Math Proofs: Insight vs Tricks. An example using Borel Cantelli Lemma.

What this is about
Problem : The Borel Cantelli Lemma
Reminder: Axioms of Probability Spaces
Textbook proof
My take on the proof
What I would have liked from the proof
- What does Corollary 5 really mean?
- Turning our understanding of Corollary 5 into a proof
Math history is important too
Key Takeways

What this is about

I think Math - and in general logic too - education can really improve on some axes. A thorough analysis of the ills are beyond the scope of this blog. But, I felt compelled to write this post after recently coming across a textbook proof of a theorem. It was cool and elegant, but offered no real insight. Readers can think of it as a cool trick rather than something they can actually reason and arrive at themselves.

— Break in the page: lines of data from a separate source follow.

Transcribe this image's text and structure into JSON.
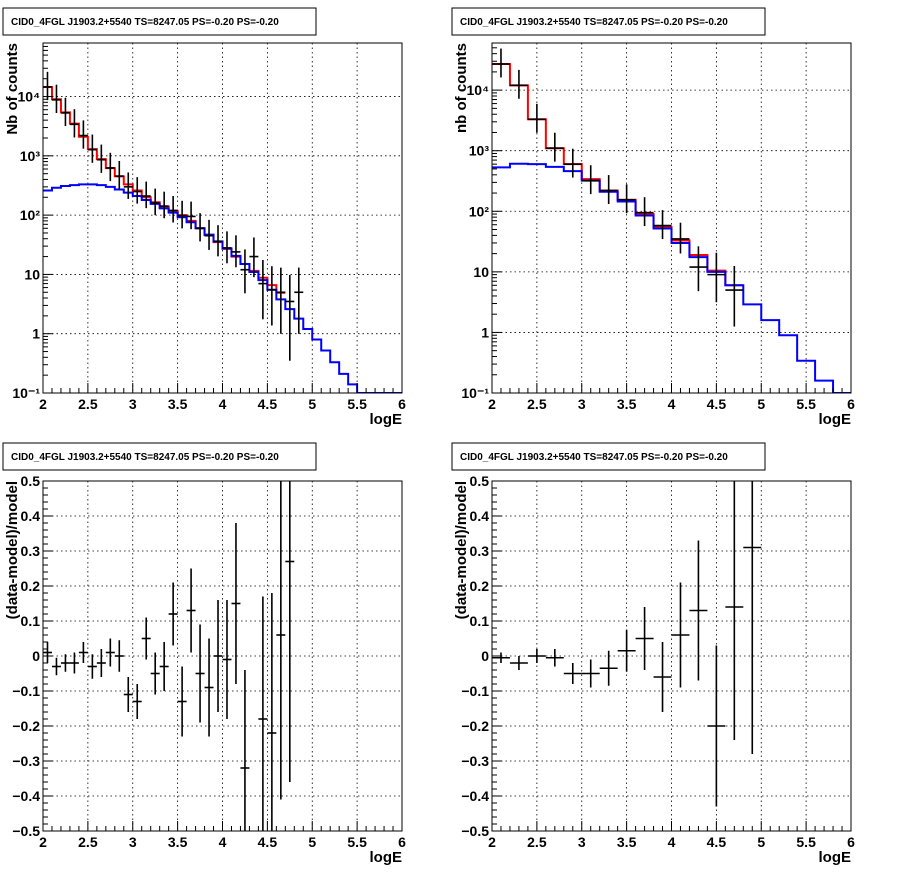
{
  "chart_data": [
    {
      "type": "line",
      "panel": "top-left",
      "title": "CID0_4FGL J1903.2+5540 TS=8247.05 PS=-0.20 PS=-0.20",
      "xlabel": "logE",
      "ylabel": "Nb of counts",
      "yscale": "log",
      "xlim": [
        2,
        6
      ],
      "ylim": [
        0.1,
        80000
      ],
      "xticks": [
        2,
        2.5,
        3,
        3.5,
        4,
        4.5,
        5,
        5.5,
        6
      ],
      "xtick_labels": [
        "2",
        "2.5",
        "3",
        "3.5",
        "4",
        "4.5",
        "5",
        "5.5",
        "6"
      ],
      "yticks": [
        0.1,
        1,
        10,
        100,
        1000,
        10000
      ],
      "ytick_labels": [
        "10⁻¹",
        "1",
        "10",
        "10²",
        "10³",
        "10⁴"
      ],
      "grid": true,
      "bin_edges": [
        2.0,
        2.1,
        2.2,
        2.3,
        2.4,
        2.5,
        2.6,
        2.7,
        2.8,
        2.9,
        3.0,
        3.1,
        3.2,
        3.3,
        3.4,
        3.5,
        3.6,
        3.7,
        3.8,
        3.9,
        4.0,
        4.1,
        4.2,
        4.3,
        4.4,
        4.5,
        4.6,
        4.7,
        4.8,
        4.9,
        5.0,
        5.1,
        5.2,
        5.3,
        5.4,
        5.5,
        5.6,
        5.7,
        5.8,
        5.9,
        6.0
      ],
      "series": [
        {
          "color": "#ff0000",
          "style": "step",
          "values": [
            14500,
            9000,
            5400,
            3500,
            2100,
            1300,
            880,
            620,
            450,
            330,
            260,
            200,
            165,
            140,
            118,
            100,
            80,
            60,
            46,
            35,
            27,
            20,
            15,
            11.5,
            8.8,
            6.6,
            4.9,
            null,
            null,
            null,
            null,
            null,
            null,
            null,
            null,
            null,
            null,
            null,
            null,
            null
          ]
        },
        {
          "color": "#0000ff",
          "style": "step",
          "values": [
            260,
            290,
            310,
            320,
            330,
            330,
            320,
            300,
            270,
            240,
            210,
            180,
            155,
            130,
            110,
            92,
            76,
            60,
            47,
            36,
            27.5,
            20.5,
            15,
            11,
            8,
            5.5,
            3.8,
            2.6,
            1.8,
            1.2,
            0.8,
            0.52,
            0.33,
            0.21,
            0.14,
            0.1,
            0.1,
            0.1,
            0.1,
            0.1
          ]
        },
        {
          "color": "#000000",
          "style": "errorbar",
          "points": [
            [
              2.05,
              14500,
              0.8
            ],
            [
              2.15,
              8800,
              0.8
            ],
            [
              2.25,
              5300,
              0.8
            ],
            [
              2.35,
              3400,
              0.8
            ],
            [
              2.45,
              2200,
              0.8
            ],
            [
              2.55,
              1270,
              0.8
            ],
            [
              2.65,
              860,
              0.8
            ],
            [
              2.75,
              625,
              0.8
            ],
            [
              2.85,
              455,
              0.8
            ],
            [
              2.95,
              300,
              0.75
            ],
            [
              3.05,
              250,
              0.75
            ],
            [
              3.15,
              210,
              0.75
            ],
            [
              3.25,
              160,
              0.75
            ],
            [
              3.35,
              142,
              0.75
            ],
            [
              3.45,
              120,
              0.75
            ],
            [
              3.55,
              98,
              0.78
            ],
            [
              3.65,
              95,
              0.78
            ],
            [
              3.75,
              60,
              0.8
            ],
            [
              3.85,
              45,
              0.85
            ],
            [
              3.95,
              36,
              0.88
            ],
            [
              4.05,
              28,
              0.9
            ],
            [
              4.15,
              24,
              0.9
            ],
            [
              4.25,
              12,
              1.2
            ],
            [
              4.35,
              20,
              1.1
            ],
            [
              4.45,
              7,
              1.5
            ],
            [
              4.55,
              5.5,
              1.5
            ],
            [
              4.65,
              5,
              1.6
            ],
            [
              4.75,
              3.5,
              1.8
            ],
            [
              4.85,
              5,
              1.6
            ]
          ]
        }
      ]
    },
    {
      "type": "line",
      "panel": "top-right",
      "title": "CID0_4FGL J1903.2+5540 TS=8247.05 PS=-0.20 PS=-0.20",
      "xlabel": "logE",
      "ylabel": "nb of counts",
      "yscale": "log",
      "xlim": [
        2,
        6
      ],
      "ylim": [
        0.1,
        60000
      ],
      "xticks": [
        2,
        2.5,
        3,
        3.5,
        4,
        4.5,
        5,
        5.5,
        6
      ],
      "xtick_labels": [
        "2",
        "2.5",
        "3",
        "3.5",
        "4",
        "4.5",
        "5",
        "5.5",
        "6"
      ],
      "yticks": [
        0.1,
        1,
        10,
        100,
        1000,
        10000
      ],
      "ytick_labels": [
        "10⁻¹",
        "1",
        "10",
        "10²",
        "10³",
        "10⁴"
      ],
      "grid": true,
      "bin_edges": [
        2.0,
        2.2,
        2.4,
        2.6,
        2.8,
        3.0,
        3.2,
        3.4,
        3.6,
        3.8,
        4.0,
        4.2,
        4.4,
        4.6,
        4.8,
        5.0,
        5.2,
        5.4,
        5.6,
        5.8,
        6.0
      ],
      "series": [
        {
          "color": "#ff0000",
          "style": "step",
          "values": [
            27000,
            12000,
            3300,
            1100,
            600,
            340,
            220,
            155,
            90,
            55,
            33,
            19,
            10.5,
            6,
            null,
            null,
            null,
            null,
            null,
            null
          ]
        },
        {
          "color": "#0000ff",
          "style": "step",
          "values": [
            530,
            610,
            600,
            540,
            460,
            320,
            210,
            145,
            85,
            52,
            30,
            17.5,
            10,
            6,
            2.9,
            1.6,
            0.9,
            0.34,
            0.16,
            0.1
          ]
        },
        {
          "color": "#000000",
          "style": "errorbar",
          "points": [
            [
              2.1,
              27000,
              0.8
            ],
            [
              2.3,
              12000,
              0.8
            ],
            [
              2.5,
              3300,
              0.8
            ],
            [
              2.7,
              1100,
              0.8
            ],
            [
              2.9,
              600,
              0.8
            ],
            [
              3.1,
              320,
              0.8
            ],
            [
              3.3,
              220,
              0.8
            ],
            [
              3.5,
              155,
              0.8
            ],
            [
              3.7,
              95,
              0.8
            ],
            [
              3.9,
              58,
              0.8
            ],
            [
              4.1,
              35,
              0.85
            ],
            [
              4.3,
              12,
              1.2
            ],
            [
              4.5,
              9,
              1.3
            ],
            [
              4.7,
              5,
              1.5
            ]
          ]
        }
      ]
    },
    {
      "type": "scatter",
      "panel": "bottom-left",
      "title": "CID0_4FGL J1903.2+5540 TS=8247.05 PS=-0.20 PS=-0.20",
      "xlabel": "logE",
      "ylabel": "(data-model)/model",
      "xlim": [
        2,
        6
      ],
      "ylim": [
        -0.5,
        0.5
      ],
      "xticks": [
        2,
        2.5,
        3,
        3.5,
        4,
        4.5,
        5,
        5.5,
        6
      ],
      "xtick_labels": [
        "2",
        "2.5",
        "3",
        "3.5",
        "4",
        "4.5",
        "5",
        "5.5",
        "6"
      ],
      "yticks": [
        -0.5,
        -0.4,
        -0.3,
        -0.2,
        -0.1,
        0,
        0.1,
        0.2,
        0.3,
        0.4,
        0.5
      ],
      "ytick_labels": [
        "−0.5",
        "−0.4",
        "−0.3",
        "−0.2",
        "−0.1",
        "0",
        "0.1",
        "0.2",
        "0.3",
        "0.4",
        "0.5"
      ],
      "grid": true,
      "points": [
        [
          2.05,
          0.01,
          0.03
        ],
        [
          2.15,
          -0.03,
          0.025
        ],
        [
          2.25,
          -0.02,
          0.025
        ],
        [
          2.35,
          -0.02,
          0.03
        ],
        [
          2.45,
          0.01,
          0.03
        ],
        [
          2.55,
          -0.03,
          0.035
        ],
        [
          2.65,
          -0.02,
          0.04
        ],
        [
          2.75,
          0.01,
          0.04
        ],
        [
          2.85,
          0.0,
          0.045
        ],
        [
          2.95,
          -0.11,
          0.05
        ],
        [
          3.05,
          -0.13,
          0.05
        ],
        [
          3.15,
          0.05,
          0.06
        ],
        [
          3.25,
          -0.05,
          0.06
        ],
        [
          3.35,
          -0.03,
          0.07
        ],
        [
          3.45,
          0.12,
          0.09
        ],
        [
          3.55,
          -0.13,
          0.1
        ],
        [
          3.65,
          0.13,
          0.12
        ],
        [
          3.75,
          -0.05,
          0.14
        ],
        [
          3.85,
          -0.09,
          0.14
        ],
        [
          3.95,
          0.0,
          0.16
        ],
        [
          4.05,
          -0.01,
          0.17
        ],
        [
          4.15,
          0.15,
          0.23
        ],
        [
          4.25,
          -0.32,
          0.28
        ],
        [
          4.45,
          -0.18,
          0.35
        ],
        [
          4.55,
          -0.22,
          0.4
        ],
        [
          4.65,
          0.06,
          0.47
        ],
        [
          4.75,
          0.27,
          0.63
        ]
      ]
    },
    {
      "type": "scatter",
      "panel": "bottom-right",
      "title": "CID0_4FGL J1903.2+5540 TS=8247.05 PS=-0.20 PS=-0.20",
      "xlabel": "logE",
      "ylabel": "(data-model)/model",
      "xlim": [
        2,
        6
      ],
      "ylim": [
        -0.5,
        0.5
      ],
      "xticks": [
        2,
        2.5,
        3,
        3.5,
        4,
        4.5,
        5,
        5.5,
        6
      ],
      "xtick_labels": [
        "2",
        "2.5",
        "3",
        "3.5",
        "4",
        "4.5",
        "5",
        "5.5",
        "6"
      ],
      "yticks": [
        -0.5,
        -0.4,
        -0.3,
        -0.2,
        -0.1,
        0,
        0.1,
        0.2,
        0.3,
        0.4,
        0.5
      ],
      "ytick_labels": [
        "−0.5",
        "−0.4",
        "−0.3",
        "−0.2",
        "−0.1",
        "0",
        "0.1",
        "0.2",
        "0.3",
        "0.4",
        "0.5"
      ],
      "grid": true,
      "points": [
        [
          2.1,
          -0.005,
          0.015
        ],
        [
          2.3,
          -0.02,
          0.02
        ],
        [
          2.5,
          0.0,
          0.02
        ],
        [
          2.7,
          -0.005,
          0.025
        ],
        [
          2.9,
          -0.05,
          0.03
        ],
        [
          3.1,
          -0.05,
          0.04
        ],
        [
          3.3,
          -0.035,
          0.05
        ],
        [
          3.5,
          0.015,
          0.06
        ],
        [
          3.7,
          0.05,
          0.09
        ],
        [
          3.9,
          -0.06,
          0.1
        ],
        [
          4.1,
          0.06,
          0.15
        ],
        [
          4.3,
          0.13,
          0.2
        ],
        [
          4.5,
          -0.2,
          0.23
        ],
        [
          4.7,
          0.14,
          0.38
        ],
        [
          4.9,
          0.31,
          0.59
        ]
      ]
    }
  ]
}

Once upon a time, I was that student and accepted remembering cool tricks. I was decent at solving problems but knew that I didn’t always have insight and it bugged me. Over the years, I’ve revisited some topics focused on insight and as a result, I now see math differently (though limited by my relatively modest capabilities). As an example of this insight-over-tricks mentality, see a fruitful reasoning on this IMO problem. Of course, this is not a universal technique and cool tricks have their place, but insight probably trumps tricks. I hope to contribute more weight to that thought with this post.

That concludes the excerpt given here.